Saturday, March 6, 2010

Last Year In Marienbad


When we first watched this film, I thought it was one of the most difficult films to focus on, one of the most difficult to understand, and to be honest, kind of boring. The repeating lines, scenes, and the extremely annoying organ music almost lulled me to sleep. Situations and characters confused the heck out of me and I spent the whole movie just trying to make sense of a scene or a small piece of the movie. Did they meet before? The title suggests yes but as I watched, thought about the film, and tried to put pieces together, I don’t think that they ever met and this may have been just daydream in character X’s head or possibly a just a dream that he had. I had the strangest feeling of déjà vu throughout the film because of repetitive lines and scenes. Scenes that I was pretty sure I hadn’t seen before still visually felt eerily familiar. The names of the characters (X, A, M) were seemingly fitting because I felt as if everyone in the film was treated as an object or objects in a game that could be manipulated, like in the game that was played in the film. The shot of the people in the garden even looked to me if the garden was a giant game-board and the people were just little pieces of this game. I sense a definite disconnection between the two and even alienation of A from X because no matter how many times the man “plays out” and creates different scenarios, the girl never “remembers” last year in Marienbad.

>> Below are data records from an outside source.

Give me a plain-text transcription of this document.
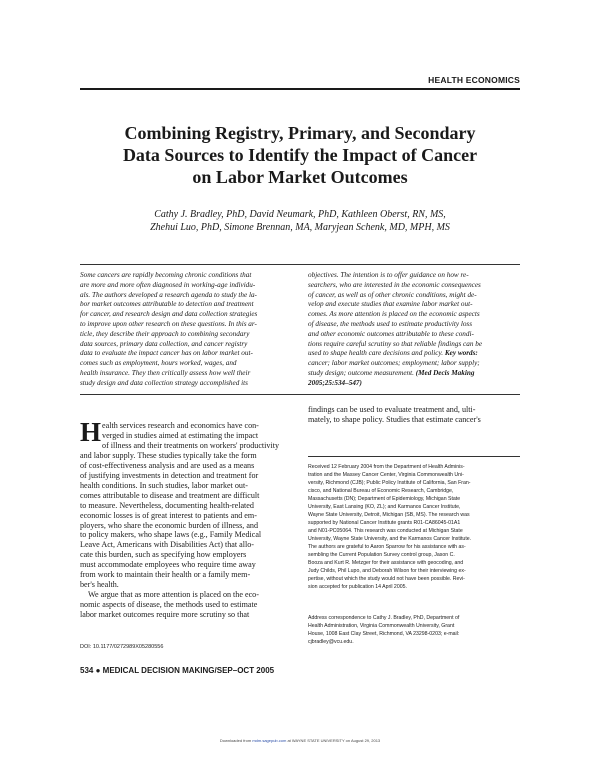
HEALTH ECONOMICS
Combining Registry, Primary, and Secondary
Data Sources to Identify the Impact of Cancer
on Labor Market Outcomes
Cathy J. Bradley, PhD, David Neumark, PhD, Kathleen Oberst, RN, MS,
Zhehui Luo, PhD, Simone Brennan, MA, Maryjean Schenk, MD, MPH, MS
Some cancers are rapidly becoming chronic conditions that
are more and more often diagnosed in working-age individu-
als. The authors developed a research agenda to study the la-
bor market outcomes attributable to detection and treatment
for cancer, and research design and data collection strategies
to improve upon other research on these questions. In this ar-
ticle, they describe their approach to combining secondary
data sources, primary data collection, and cancer registry
data to evaluate the impact cancer has on labor market out-
comes such as employment, hours worked, wages, and
health insurance. They then critically assess how well their
study design and data collection strategy accomplished its
objectives. The intention is to offer guidance on how re-
searchers, who are interested in the economic consequences
of cancer, as well as of other chronic conditions, might de-
velop and execute studies that examine labor market out-
comes. As more attention is placed on the economic aspects
of disease, the methods used to estimate productivity loss
and other economic outcomes attributable to these condi-
tions require careful scrutiny so that reliable findings can be
used to shape health care decisions and policy. Key words:
cancer; labor market outcomes; employment; labor supply;
study design; outcome measurement. (Med Decis Making
2005;25:534–547)
H ealth services research and economics have con-
verged in studies aimed at estimating the impact
of illness and their treatments on workers' productivity
and labor supply. These studies typically take the form
of cost-effectiveness analysis and are used as a means
of justifying investments in detection and treatment for
health conditions. In such studies, labor market out-
comes attributable to disease and treatment are difficult
to measure. Nevertheless, documenting health-related
economic losses is of great interest to patients and em-
ployers, who share the economic burden of illness, and
to policy makers, who shape laws (e.g., Family Medical
Leave Act, Americans with Disabilities Act) that allo-
cate this burden, such as specifying how employers
must accommodate employees who require time away
from work to maintain their health or a family mem-
ber's health.
We argue that as more attention is placed on the eco-
nomic aspects of disease, the methods used to estimate
labor market outcomes require more scrutiny so that
DOI: 10.1177/0272989X05280556
534 ● MEDICAL DECISION MAKING/SEP–OCT 2005
findings can be used to evaluate treatment and, ulti-
mately, to shape policy. Studies that estimate cancer's
Received 12 February 2004 from the Department of Health Adminis-
tration and the Massey Cancer Center, Virginia Commonwealth Uni-
versity, Richmond (CJB); Public Policy Institute of California, San Fran-
cisco, and National Bureau of Economic Research, Cambridge,
Massachusetts (DN); Department of Epidemiology, Michigan State
University, East Lansing (KO, ZL); and Karmanos Cancer Institute,
Wayne State University, Detroit, Michigan (SB, MS). The research was
supported by National Cancer Institute grants R01-CA86045-01A1
and N01-PC05064. This research was conducted at Michigan State
University, Wayne State University, and the Karmanos Cancer Institute.
The authors are grateful to Aaron Sparrow for his assistance with as-
sembling the Current Population Survey control group, Jason C.
Booza and Kurt R. Metzger for their assistance with geocoding, and
Judy Childs, Phil Lupo, and Deborah Wilson for their interviewing ex-
pertise, without which the study would not have been possible. Revi-
sion accepted for publication 14 April 2005.
Address correspondence to Cathy J. Bradley, PhD, Department of
Health Administration, Virginia Commonwealth University, Grant
House, 1008 East Clay Street, Richmond, VA 23298-0203; e-mail:
cjbradley@vcu.edu.
Downloaded from mdm.sagepub.com at WAYNE STATE UNIVERSITY on August 29, 2013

I guess this is where solipsism comes in and also skepticism. Character X experiences this solipsism and thinks that everything that is happening is real, and the fact that he is trying to control A and prove that she is real as well. We as viewers experience skepticism as to if what is happening is real, and also if X, A, and M are even real themselves in this surreal setting and environment and even in the end, we never really know what happens between X and A.